It was on this day in 1633 that Galileo Galilei (books by this author) was put on trial by the Inquisition, for supporting the theory that the Earth revolves around the sun. He had angered Pope Urban VIII with a book about his views. The case was referred to the Inquisition and in 1633 Galileo was brought to Rome to undergo his trial. His book was officially banned by the Church, and Galileo was sentenced to an unlimited period of house arrest in his home in Florence. He gradually went blind and died in 1642.
In 1835, Galileo's Dialogue Concerning the Two Chief World Systems was finally taken off the Vatican's list of banned books. But it wasn't until 1992 that the Catholic Church formally admitted that Galileo was right.
One of the most common cultural mythologies in the history of science is that the Vatican said that Galileo was wrong, in his support of a solar-centric (vs. terra-centric) model.
There are letters showing that the Vatican was, instead, exercising spin control.
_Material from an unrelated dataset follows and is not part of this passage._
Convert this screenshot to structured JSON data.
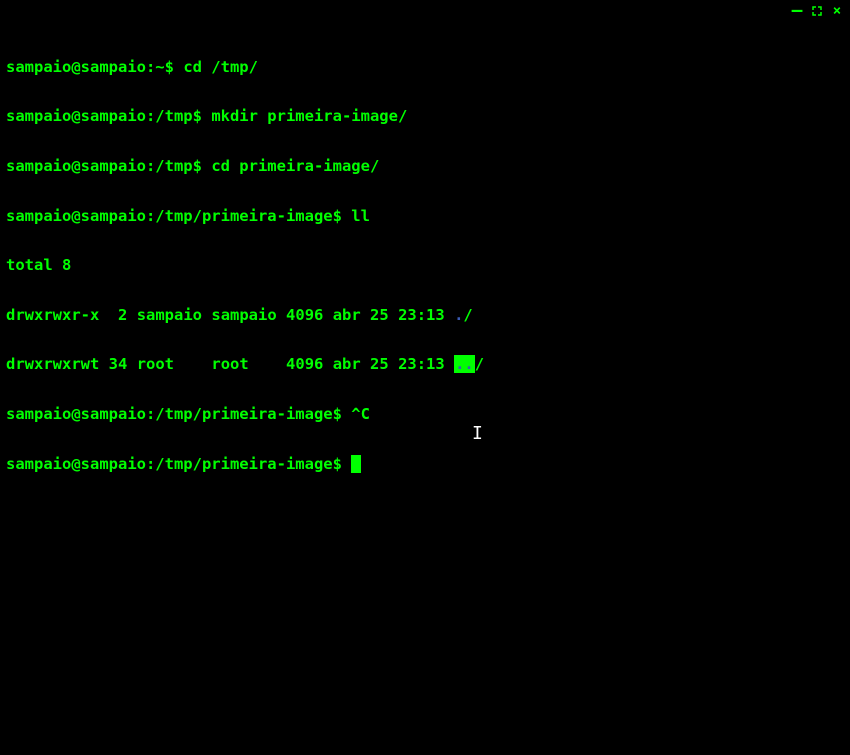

Still rather mired in medieval cultural time scales, disseminating (propaganda comes from the same root as propagating seedlings) new ideas through the culture was something that the Church reserved for itself, when the new information could be seen to challenge Church teachings. Especially during the counter-reformation, they had been taking a beating for years. One more controversy among the common people would be too many.
So they traded a controversy among the people for a controversy among intellectuals -- traditionally governements have considered this a lower price to pay.
Although the Vatican didn't disagree with Galileo's findings (which had already been promoted through the intelligentsia in the 1500's, with the retranslation of any number of astronomy classics from Arabic), they did object to his lack of diplomacy in his book, and also in the way that he tried to forward a reconciliation with scripture for heliocentrism.
Today, Galileo is promoted as being a martyr of science. Although the Church was not exactly with the angels in this case, neither is it true that they were scientifically dense. They were guilty of trying to preserve "spin" in the culture. Galileo was guilty of being a typical geek who couldn't deal with authority.
Galileo lost, but I doubt he'd be remembered at all as a pioneer of science if he hadn't, as an unintended consequence, become a symbol of church repression of information in the rise of scientific cultures independent of the Church -- a culture still fledgeling since the first higher education for non-priests had be pioneered by the deMedici in Florence in the early 1500's.
Gallileo's information was no more empirically verifiable at the time than opposing viewpoints, even with his telescope. His theories about the sun being at the center of the solar system were not novel in the West and had be current again for nearly 150 years among intellectuals (although not as popular, since many social institutions, astrology among them, were built on the terracentric model).
Galileo was engaged in a controversy similar to that between quantum and traditional physics in the 1920's and 1930's. Einstein, as the closest to "infallable authority" among the traditionalists, merely intoned that "God does not play dice with the universe" -- and by strength of his reputation discredited a whole school of innovation in his field to some. Many physicists read, understood, yet would not accept quantum theory. They claimed that it was just a theory made to fit the facts, as opposed to a "true" theory.
The only difference was that no one went to jail, but there were physicists losing their jobs and marring their careers by adhering to the quantum camp for quite a while.
Today, if we searched hard enough, we would probably find the most of these fights going on in the biological sciences. The Galileos of the present day may only be recognized in the history books, as was the case with Galileo himself.


Comments: 9
BTW, the first time I read this, it looked like your "from the Writer's Almanac" credit was referring to the rest of the text that follows - the text that you wrote. You might want to indent it along with the quoted bit, to make the attribution clearer. Or, preceded it with dashes ("-- from the Writer's Almanac")
Mel Brooks, A History of the World, Part one.
Well said, Christopher.
But thats one hell of a big difference. In fact, thats ALL the difference, no?
Then a similar rejection of Pauling came when he proposed orthomolecular medicine. In this situation the APA, the American Psychiatric Association, set up a special task force to investigate Pauling. The APA is heavily bankrolled by the drug companies, who now make around 200 billion a year in drug sales. The task force rejected Pauling's theories. Pauling said that they were biased. In my opinion the task "force" was a task "farce".